Blocking the execution of files on a host in accordance with defined application policy rules.

Synonyms: Executable Blacklisting .

How it works

Criteria

A policy-enforcing application can register an application for denylisting based on conditions including the following:

• File attributes
  • file name
  • file path
  • file hash
  • file publisher, as obtained from the digital signature
  • permissions of the file
• File malware scan (eg.
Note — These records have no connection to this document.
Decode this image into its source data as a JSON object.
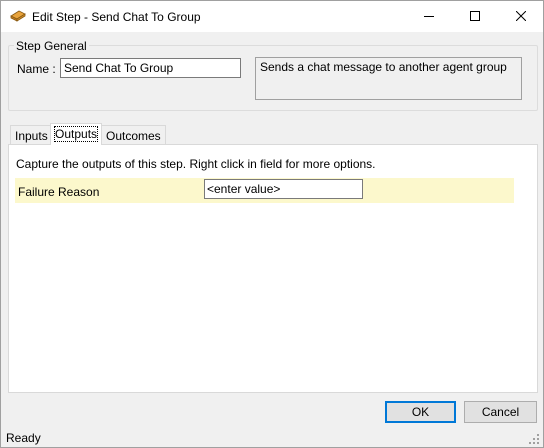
{
  "window": {
    "title": "Edit Step - Send Chat To Group",
    "icon": "step-icon",
    "controls": {
      "minimize": "minimize-icon",
      "maximize": "maximize-icon",
      "close": "close-icon"
    }
  },
  "step_general": {
    "legend": "Step General",
    "name_label": "Name :",
    "name_value": "Send Chat To Group",
    "description": "Sends a chat message to another agent group"
  },
  "tabs": [
    {
      "label": "Inputs",
      "active": false
    },
    {
      "label": "Outputs",
      "active": true
    },
    {
      "label": "Outcomes",
      "active": false
    }
  ],
  "outputs": {
    "instructions": "Capture the outputs of this step.  Right click in field for more options.",
    "fields": [
      {
        "label": "Failure Reason",
        "value": "<enter value>"
      }
    ],
    "row_highlight": "#fcf8cc"
  },
  "buttons": {
    "ok": "OK",
    "cancel": "Cancel"
  },
  "status": {
    "text": "Ready"
  },
  "colors": {
    "accent": "#0078d7",
    "window_bg": "#f0f0f0"
  }
}
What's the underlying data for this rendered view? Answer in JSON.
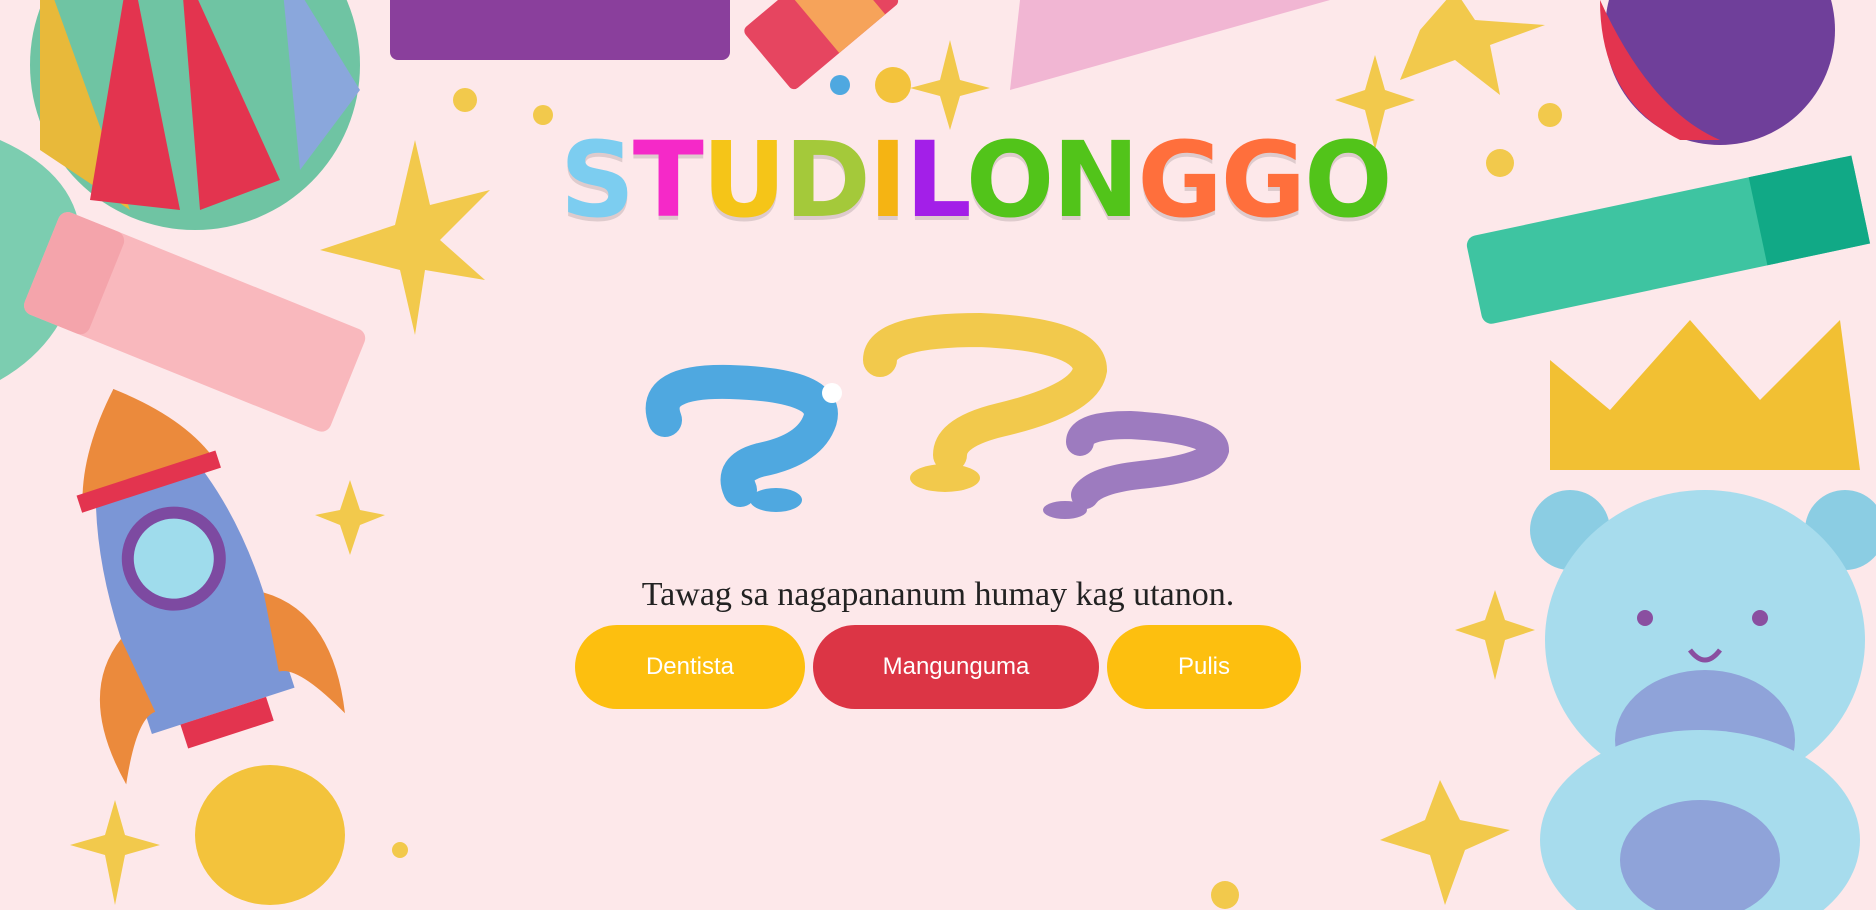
{
  "logo": {
    "letters": [
      "S",
      "T",
      "U",
      "D",
      "I",
      "L",
      "O",
      "N",
      "G",
      "G",
      "O"
    ],
    "colors": [
      "#7ccdf0",
      "#f529c8",
      "#f5c518",
      "#a4c93a",
      "#f5b413",
      "#a31fe8",
      "#52c41a",
      "#52c41a",
      "#ff6f3c",
      "#ff6f3c",
      "#52c41a"
    ]
  },
  "question": {
    "text": "Tawag sa nagapananum humay kag utanon."
  },
  "answers": [
    {
      "label": "Dentista",
      "color": "#fdbf0f"
    },
    {
      "label": "Mangunguma",
      "color": "#dc3545"
    },
    {
      "label": "Pulis",
      "color": "#fdbf0f"
    }
  ],
  "icons": [
    "beach-ball-icon",
    "rocket-icon",
    "teddy-bear-icon",
    "crown-icon",
    "star-icon",
    "question-marks-icon",
    "crayon-icon"
  ]
}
Windows SmartScreen)
• User-File combination

This may be done to prevent execution of applications which are:

• an old version with known vulnerabilities
• without a valid license, which could cause legal issues
• in a directory that is accessible to low-privileged users, that could be accessed by a malware dropper
• known trojan horse programs
• too open in their permissions, possibly set to run as a user other than the originator or allowing execution when they should not be
• a match to the hash of other known malware
• are detected as undesirable based on a file scan runtime behavior

System administrators will customize the rules for the given environment.

Backend

The policy-enforcing program may work by running in kernel mode, and [intercepting] [system calls which execute a process].

Considerations

• If denylisting is done by filename, filepath, or hash, these mechanisms may be a worthy first line of defense and detection, but could still be evaded by an attacker.
• Continuous management is needed to keep the denylist up to date, whether it is based on hash, publisher, behavior, or any other digital artifact.
• Although denylists based on attributes such as file path and virus scan could defend against some threats which they have not been explicitly coded to block, denylists may not provide protection from new, unknown, or zero day attacks.

Examples

On a Windows machine the Windows Defender Application Control (WDAC) policy enforcement is run in the kernel and allows for restricting applications.